By Todd Mordhorst, Office of the Provost
Aaron N. Oforlea hadn’t envisioned his name next to renowned scholars from the Ivy League. So when his name was called at last spring’s College Language Association convention banquet, it didn’t register at first.
“I was sitting at my table not paying too much attention to the awards banquet when I noticed everyone looking at me, so I asked the women sitting next to me, ‘Did they say my name?’” Oforlea says. “I couldn’t believe it. I was overwhelmed with joy.”
Oforlea’s debut book, “James Baldwin, Toni Morrison and the Rhetorics of Black Male Subjectivity” (Ohio State Press, 2017) earned him the Creative Scholarship Award, whose previous winners include renowned scholars from Harvard, Penn and Stanford, among others.
The international CLA honor recognizes excellence in literary criticism. The nominations are blind, so Oforlea’s guard was down when the honor came his way.
“You submit so many different things — articles, grants, proposals — and you learn not to hang too much on one thing,” says Oforlea, an associate professor in the Department of English. “To win the award, I think for me it’s validation that I’m on the right track, that my work is making an impact in the field.”

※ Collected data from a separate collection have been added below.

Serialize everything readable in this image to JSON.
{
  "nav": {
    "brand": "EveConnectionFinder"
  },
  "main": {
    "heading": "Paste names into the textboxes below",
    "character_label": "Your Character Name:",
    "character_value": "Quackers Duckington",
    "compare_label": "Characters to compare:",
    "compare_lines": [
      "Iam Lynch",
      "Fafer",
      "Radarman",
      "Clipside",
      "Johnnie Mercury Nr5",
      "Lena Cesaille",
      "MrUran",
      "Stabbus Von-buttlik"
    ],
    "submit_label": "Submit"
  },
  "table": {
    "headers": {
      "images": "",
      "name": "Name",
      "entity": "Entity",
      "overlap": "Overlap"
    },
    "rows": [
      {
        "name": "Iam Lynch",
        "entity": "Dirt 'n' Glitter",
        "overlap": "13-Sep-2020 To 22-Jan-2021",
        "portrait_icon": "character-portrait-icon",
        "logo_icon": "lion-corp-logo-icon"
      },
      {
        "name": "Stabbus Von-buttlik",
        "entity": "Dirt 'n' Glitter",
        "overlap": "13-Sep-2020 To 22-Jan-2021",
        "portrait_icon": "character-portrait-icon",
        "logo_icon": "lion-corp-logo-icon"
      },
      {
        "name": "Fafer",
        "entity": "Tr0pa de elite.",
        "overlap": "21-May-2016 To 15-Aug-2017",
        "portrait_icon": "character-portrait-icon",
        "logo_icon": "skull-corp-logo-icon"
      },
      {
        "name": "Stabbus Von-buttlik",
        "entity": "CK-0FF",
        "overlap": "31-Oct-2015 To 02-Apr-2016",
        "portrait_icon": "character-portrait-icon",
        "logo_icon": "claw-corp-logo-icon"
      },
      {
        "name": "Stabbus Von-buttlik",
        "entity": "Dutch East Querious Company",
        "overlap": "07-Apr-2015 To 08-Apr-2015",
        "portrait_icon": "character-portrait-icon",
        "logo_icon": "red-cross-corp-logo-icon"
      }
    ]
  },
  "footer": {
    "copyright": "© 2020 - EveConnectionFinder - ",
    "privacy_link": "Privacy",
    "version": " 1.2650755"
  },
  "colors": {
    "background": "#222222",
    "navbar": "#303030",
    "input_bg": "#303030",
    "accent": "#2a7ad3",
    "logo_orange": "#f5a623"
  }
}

The inspiration for Oforlea’s book originated from his interest in “how African American men achieve their dreams and goals despite racism,” he says. Oforlea studied the works of two of his favorite authors — Baldwin and Morrison — and analyzed their respective African American characters and how they navigated their challenges. The book drew interest from prominent university presses and praise from colleagues and scholars.
“It was an honor to read an early draft,” said Peter Chilson, a WSU professor of English who reviewed an early draft of Oforlea’s work. “Aaron has such a fresh voice, a fresh point of view and he really seeks out critical perspectives. He puts his whole heart into his work. He took the critiques seriously and his book sailed off into the horizon.”

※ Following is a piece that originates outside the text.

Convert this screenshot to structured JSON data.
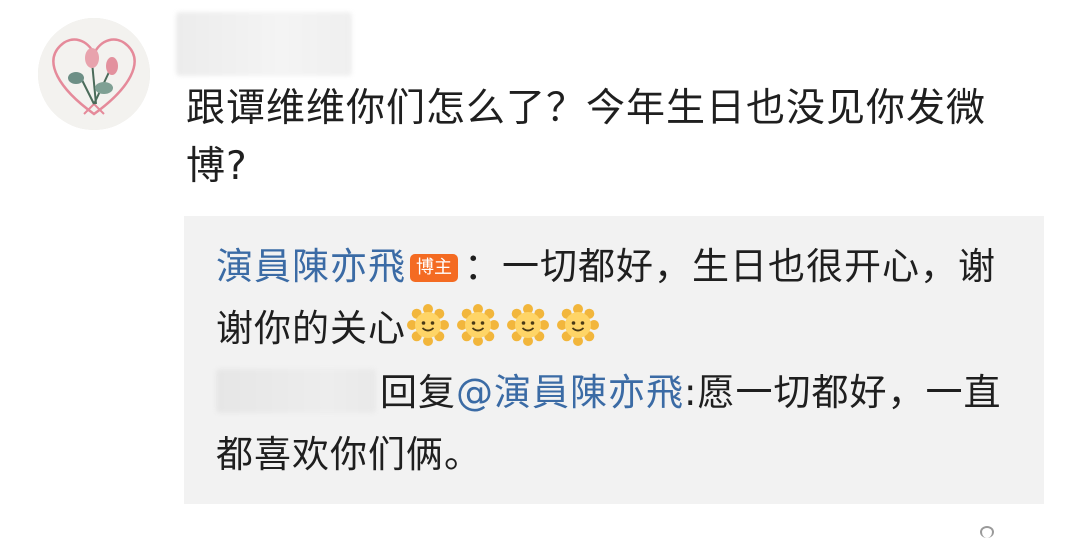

Oforlea is the only African American literature scholar at WSU Pullman, which can make it challenging to find similar perspectives for his work.

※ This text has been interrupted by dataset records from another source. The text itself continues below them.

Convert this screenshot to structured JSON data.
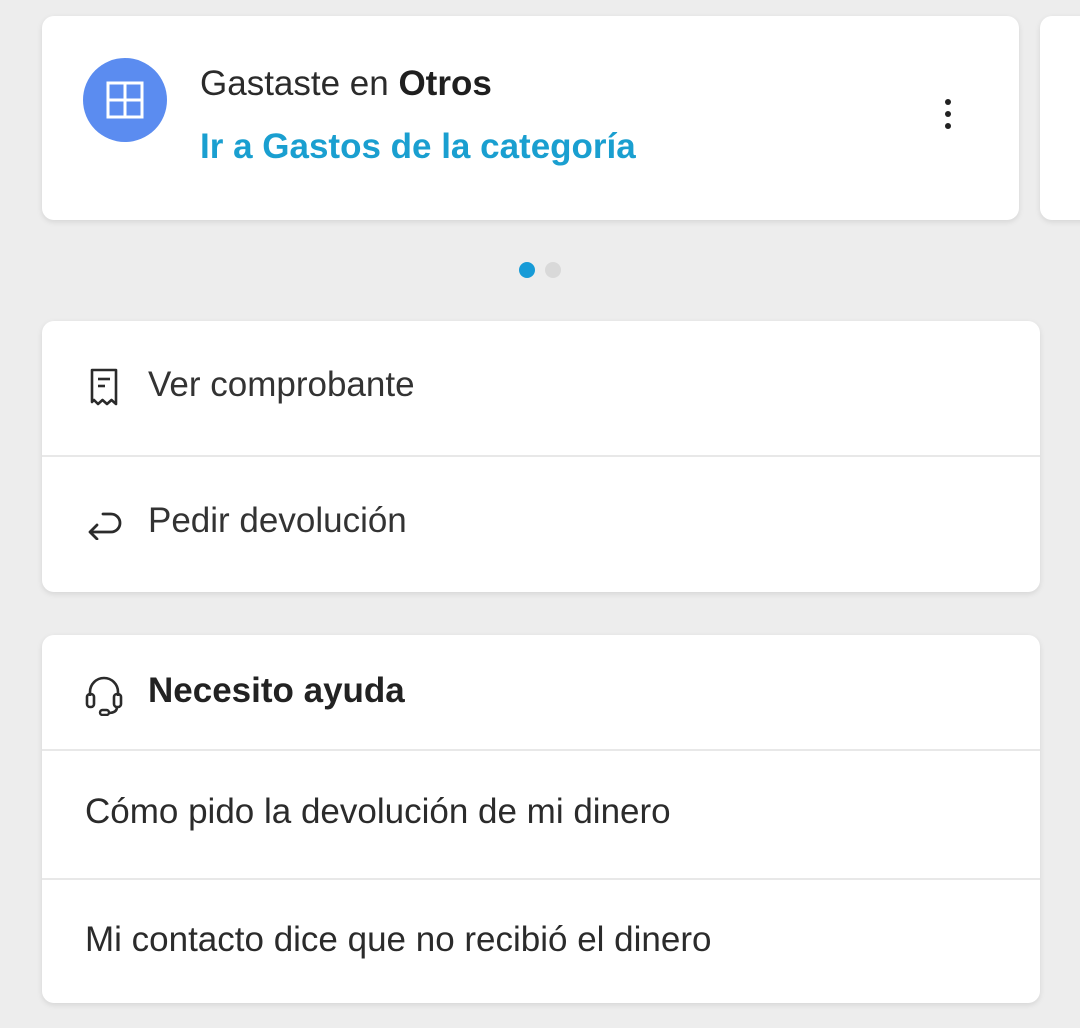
{
  "carousel": {
    "card": {
      "icon": "category-grid-icon",
      "icon_color": "#5b8cf0",
      "spent_prefix": "Gastaste en ",
      "category_name": "Otros",
      "category_link": "Ir a Gastos de la categoría",
      "link_color": "#1a9fd0",
      "menu_icon": "more-vertical-icon"
    },
    "page_count": 2,
    "active_page": 1,
    "active_dot_color": "#179bd7"
  },
  "actions": {
    "items": [
      {
        "icon": "receipt-icon",
        "label": "Ver comprobante"
      },
      {
        "icon": "return-arrow-icon",
        "label": "Pedir devolución"
      }
    ]
  },
  "help": {
    "icon": "headset-icon",
    "title": "Necesito ayuda",
    "items": [
      "Cómo pido la devolución de mi dinero",
      "Mi contacto dice que no recibió el dinero"
    ]
  }
}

“Many of my colleagues read widely, and they can certainly engage the topics that I’m writing about,” Oforlea says. “Colleagues read portions of my book and gave me good feedback, but for the most part it’s private laboring, which I think most of our publications are.”
The English department as a whole has excelled in recent years, publishing at a torrid pace, and producing quality publications to match the quantity. Department chair Todd Butler says English faculty published 12 books or edited collections in 2017‑18, and another 10 are forthcoming. The group also published more than 40 essay-length works, and another 22 are soon to be published.
The department offers funding for summer fellowships and allotments for newly tenured and promoted associate professors and clinical associates designed to jumpstart new connections and research, according to Butler.
“Honestly, much of the credit just goes to our faculty,” Butler says. “For years, we’ve punched above our weight class in terms of our output versus our peers and our aspirational peers. They’re a smart, innovative group.”